También el Evangelio, con la respuesta de Jesús a los saduceos, nos presenta la fe en el más allá. Los saduceos, de los que el Evangelio habla pocas veces, pertenecían a la clase alta de la sociedad. Aunque como judíos creían en Dios, sin embargo, no creían en otra vida más allá de ésta ni en la resurrección; para ellos, Dios premiaba o castigaba las acciones de los hombres en este mundo y la única pervivencia de los humanos era la pervivencia de su memoria por parte de sus hijos. En medio de una controversia, los saduceos le plantearon a Jesús una pregunta capciosa que parece ridiculizar toda perspectiva de resurrección, basándose en la ley del levirato, por la que el hermano del esposo muerto debía casarse con la viuda si ésta no había tenido descendencia: ¿de quién, entonces, será esposa en el cielo una mujer que se ha casado sucesivamente con siete hermanos? La pregunta no es importante, la respuesta de Jesús sí. Les dice, ante todo, que en la otra vida el matrimonio no tendrá como finalidad la procreación, porque allí la humanidad no necesita renovarse, porque todo es vida y no hay muerte. Y, sobre todo, les asegura que los que han sido juzgados dignos de la vida futura son hijos de Dios y participan en la resurrección, porque Dios es Dios de vivos. Jesús no explica cómo será la otra vida, aunque hemos de tener presente que resucitar no significará volver a la vida de antes, sino entrar en una nueva realidad. Lo que a Jesús le importa es dejarnos claro que nuestro destino es la vida y no la muerte. Un destino de hijos, llamados a vivir de la misma vida de Dios, y para siempre, en la fiesta plena de la comunión con Él.

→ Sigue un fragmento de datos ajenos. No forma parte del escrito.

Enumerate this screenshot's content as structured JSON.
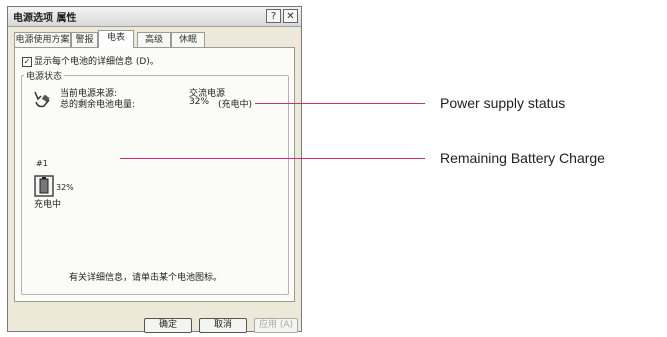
{
  "window": {
    "title": "电源选项 属性",
    "help_glyph": "?",
    "close_glyph": "✕"
  },
  "tabs": [
    {
      "label": "电源使用方案"
    },
    {
      "label": "警报"
    },
    {
      "label": "电表"
    },
    {
      "label": "高级"
    },
    {
      "label": "休眠"
    }
  ],
  "active_tab": "电表",
  "panel": {
    "show_details_checkbox": {
      "label": "显示每个电池的详细信息 (D)。",
      "checked": true
    },
    "group_title": "电源状态",
    "power_source_label": "当前电源来源:",
    "power_source_value": "交流电源",
    "remaining_label": "总的剩余电池电量:",
    "remaining_value": "32%",
    "remaining_status": "(充电中)",
    "battery": {
      "number": "#1",
      "percent": "32%",
      "state": "充电中"
    },
    "hint": "有关详细信息，请单击某个电池图标。"
  },
  "buttons": {
    "ok": "确定",
    "cancel": "取消",
    "apply": "应用 (A)"
  },
  "callouts": {
    "power_supply": "Power supply status",
    "remaining_charge": "Remaining Battery Charge"
  },
  "colors": {
    "callout_line": "#c8307a"
  }
}
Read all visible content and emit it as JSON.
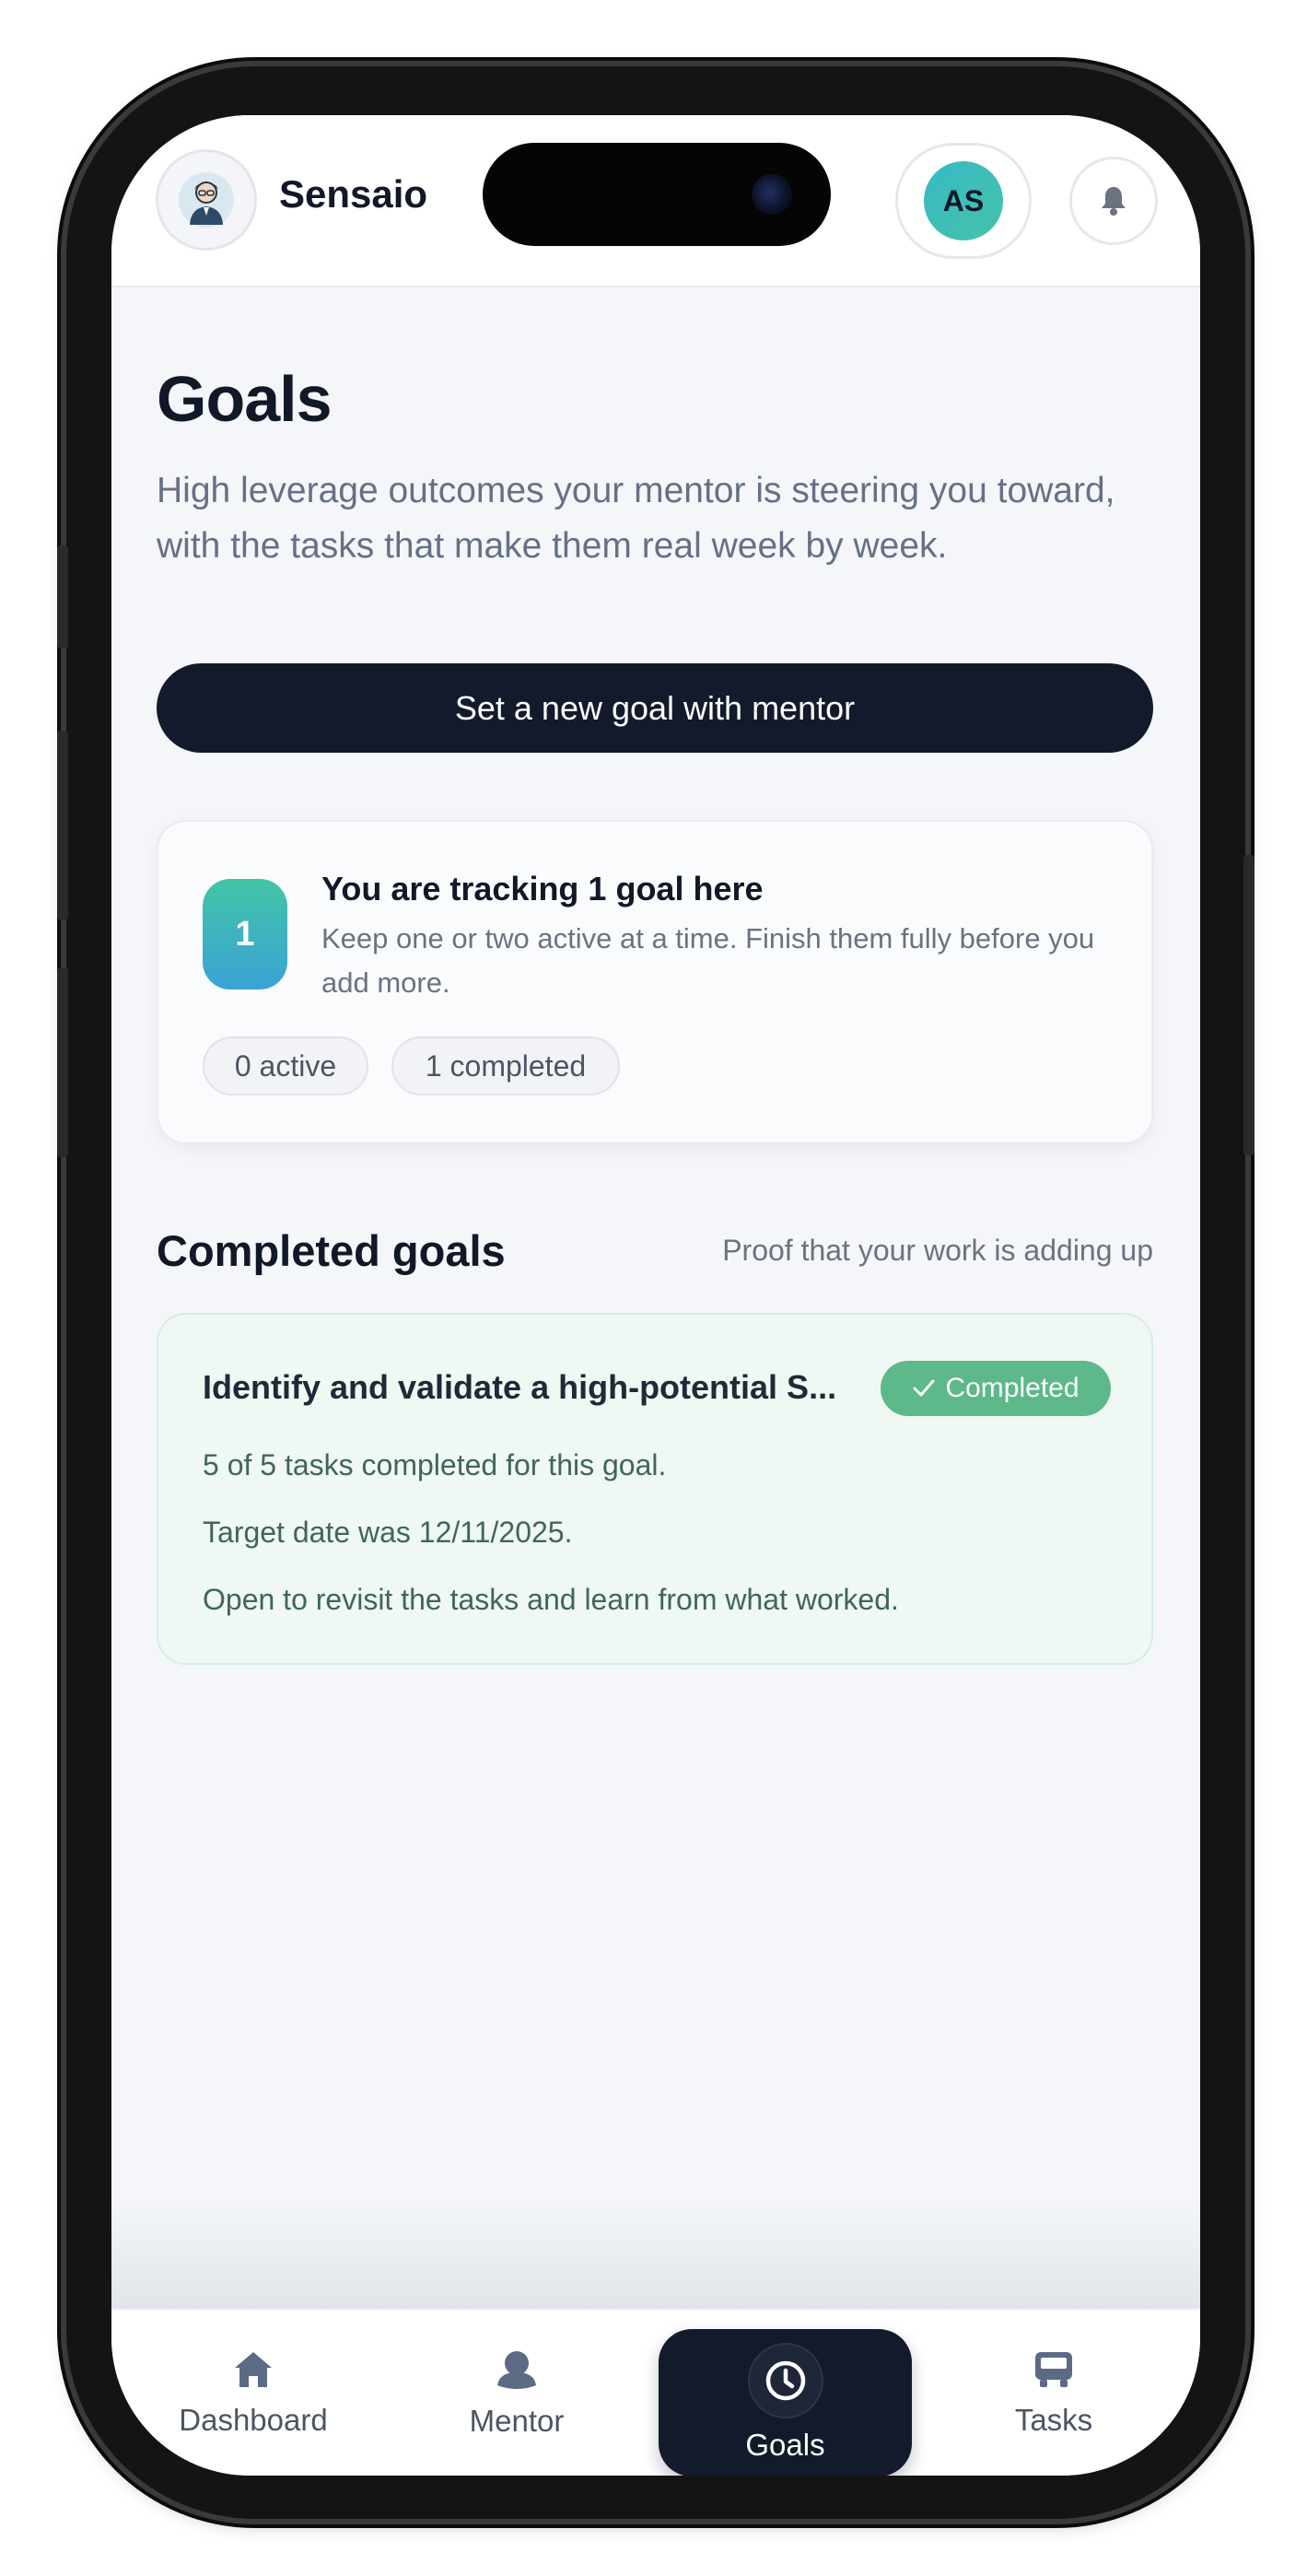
{
  "app": {
    "name": "Sensaio",
    "user_initials": "AS",
    "accent_colors": {
      "primary_dark": "#131a2b",
      "success": "#5db88a",
      "teal": "#3cbfb6"
    }
  },
  "header": {
    "logo_icon": "mentor-avatar-icon",
    "notification_icon": "bell-icon"
  },
  "page": {
    "title": "Goals",
    "subtitle": "High leverage outcomes your mentor is steering you toward, with the tasks that make them real week by week.",
    "cta_label": "Set a new goal with mentor"
  },
  "summary": {
    "count": "1",
    "heading": "You are tracking 1 goal here",
    "text": "Keep one or two active at a time. Finish them fully before you add more.",
    "active_pill": "0 active",
    "completed_pill": "1 completed"
  },
  "completed_section": {
    "title": "Completed goals",
    "note": "Proof that your work is adding up",
    "goals": [
      {
        "title": "Identify and validate a high-potential S...",
        "badge": "Completed",
        "badge_icon": "check-icon",
        "progress_text": "5 of 5 tasks completed for this goal.",
        "target_text": "Target date was 12/11/2025.",
        "hint_text": "Open to revisit the tasks and learn from what worked."
      }
    ]
  },
  "nav": {
    "items": [
      {
        "label": "Dashboard",
        "icon": "home-icon"
      },
      {
        "label": "Mentor",
        "icon": "mentor-icon"
      },
      {
        "label": "Goals",
        "icon": "clock-icon",
        "active": true
      },
      {
        "label": "Tasks",
        "icon": "tasks-icon"
      }
    ]
  }
}
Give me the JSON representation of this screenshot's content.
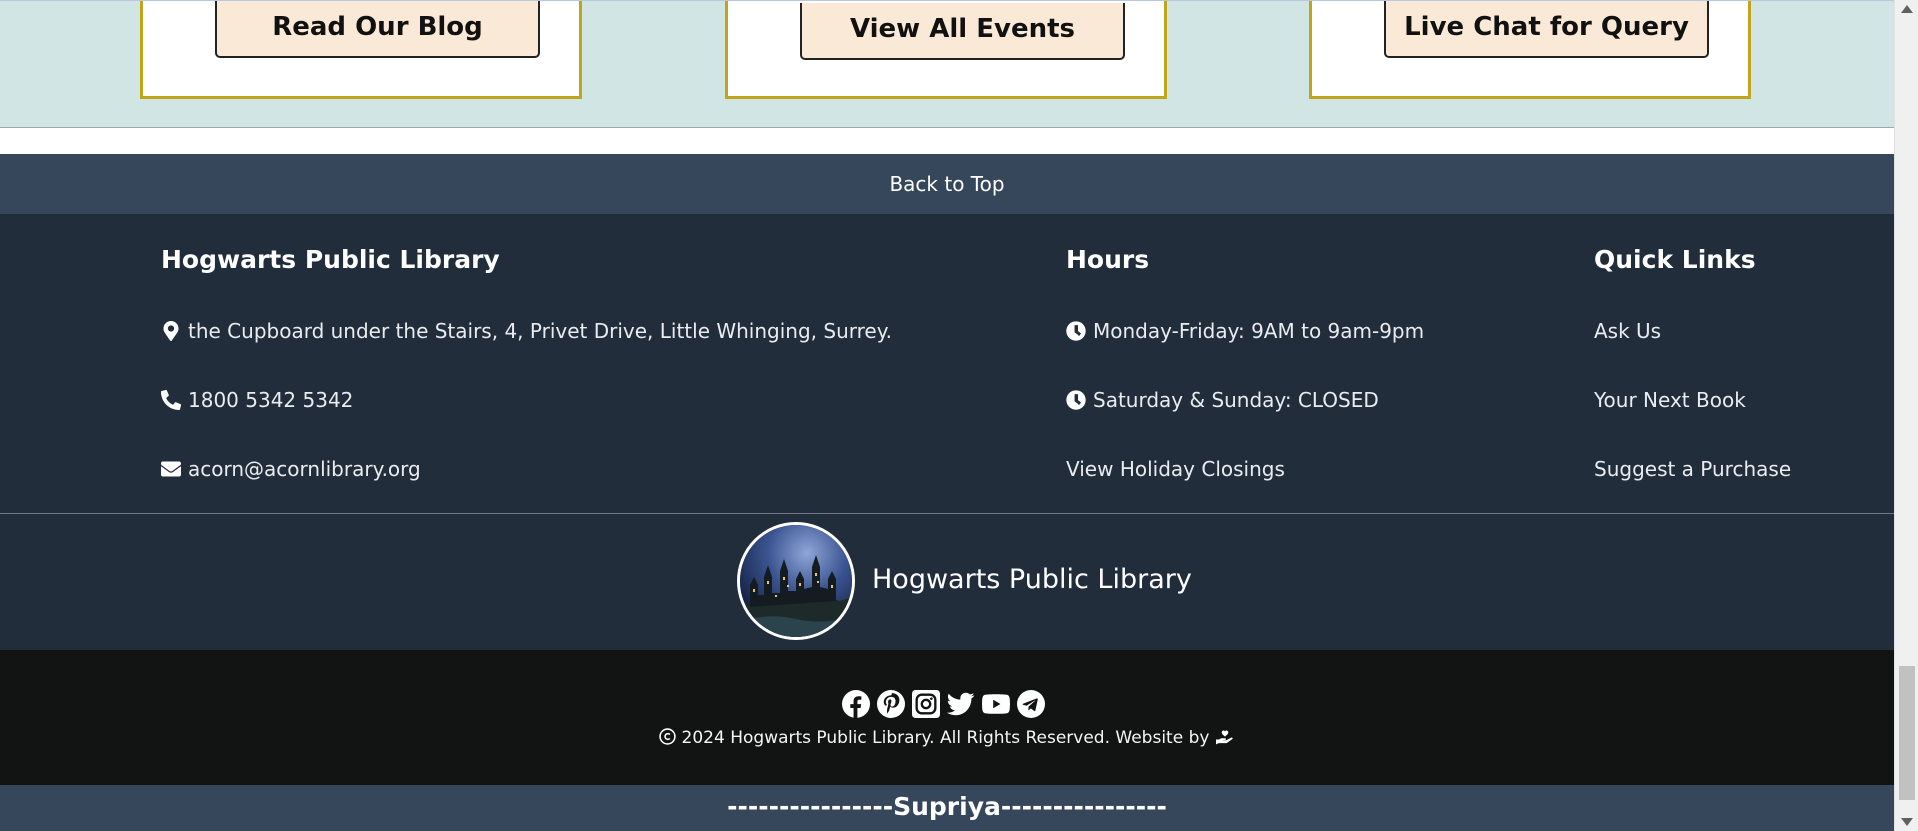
{
  "cards": [
    {
      "button": "Read Our Blog"
    },
    {
      "button": "View All Events"
    },
    {
      "button": "Live Chat for Query"
    }
  ],
  "back_to_top": "Back to Top",
  "footer": {
    "library": {
      "title": "Hogwarts Public Library",
      "address": "the Cupboard under the Stairs, 4, Privet Drive, Little Whinging, Surrey.",
      "phone": "1800 5342 5342",
      "email": "acorn@acornlibrary.org"
    },
    "hours": {
      "title": "Hours",
      "weekdays": "Monday-Friday: 9AM to 9am-9pm",
      "weekend": "Saturday & Sunday: CLOSED",
      "holiday_link": "View Holiday Closings"
    },
    "quick_links": {
      "title": "Quick Links",
      "items": [
        "Ask Us",
        "Your Next Book",
        "Suggest a Purchase"
      ]
    }
  },
  "brand": {
    "name": "Hogwarts Public Library"
  },
  "social": {
    "icons": [
      "facebook-icon",
      "pinterest-icon",
      "instagram-icon",
      "twitter-icon",
      "youtube-icon",
      "telegram-icon"
    ],
    "copyright": "2024 Hogwarts Public Library. All Rights Reserved. Website by"
  },
  "signature": "----------------Supriya----------------"
}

No somos muy dados a mirar al futuro, preocupados como estamos por el presente y sus problemas. Según en qué círculos, hablar de la otra vida produce reacciones parecidas a las de los saduceos: se intenta olvidar o ridiculizar esa perspectiva. Y, sin embargo, es sabio recordar en todo momento de dónde venimos y a dónde vamos. La Palabra de Dios nos invita a tener despierta esta mirada profética hacia el final del viaje que, tarde o temprano, llegará para cada uno de nosotros. En medio de una sociedad que parece bloqueada en la perspectiva terrena de acá abajo, hoy se nos urge a saber alzar la mirada y recordar cuál es la meta de nuestro camino. La fe en la vida a la que Dios nos destina, tal como nos ha asegurado Jesús, es la que ha dado luz y fuerza a tantos millones de personas a lo largo de la historia, y la que también a nosotros nos ayuda en nuestra fidelidad humana y cristiana, abiertos al Absoluto de Dios, que es el destino de nuestra historia personal y comunitaria. Hablar de la vida eterna sigue siendo un misterio, no pretendemos imaginar cómo es el más allá, pero creemos a Cristo Jesús, el Hijo y Maestro que Dios nos ha enviado, que nos asegura que los que se incorporan a Él vivirán para siempre. Cuando Jesús anunció la Eucaristía, nos dijo que este sacramento iba a ser una garantía y un anticipo de la vida definitiva: «Quien come de este pan vivirá para siempre y yo le resucitaré en el último día... el que me come vivirá por mí, como yo vivo por el Padre». Vamos bien encaminados, si somos fieles a la convocatoria de la Eucaristía dominical, con lo que significa de actitud también fuera del templo: Jesús mismo, Palabra y Alimento, nos va dando fuerzas y nos prepara para el encuentro definitivo con Él en una vida plena.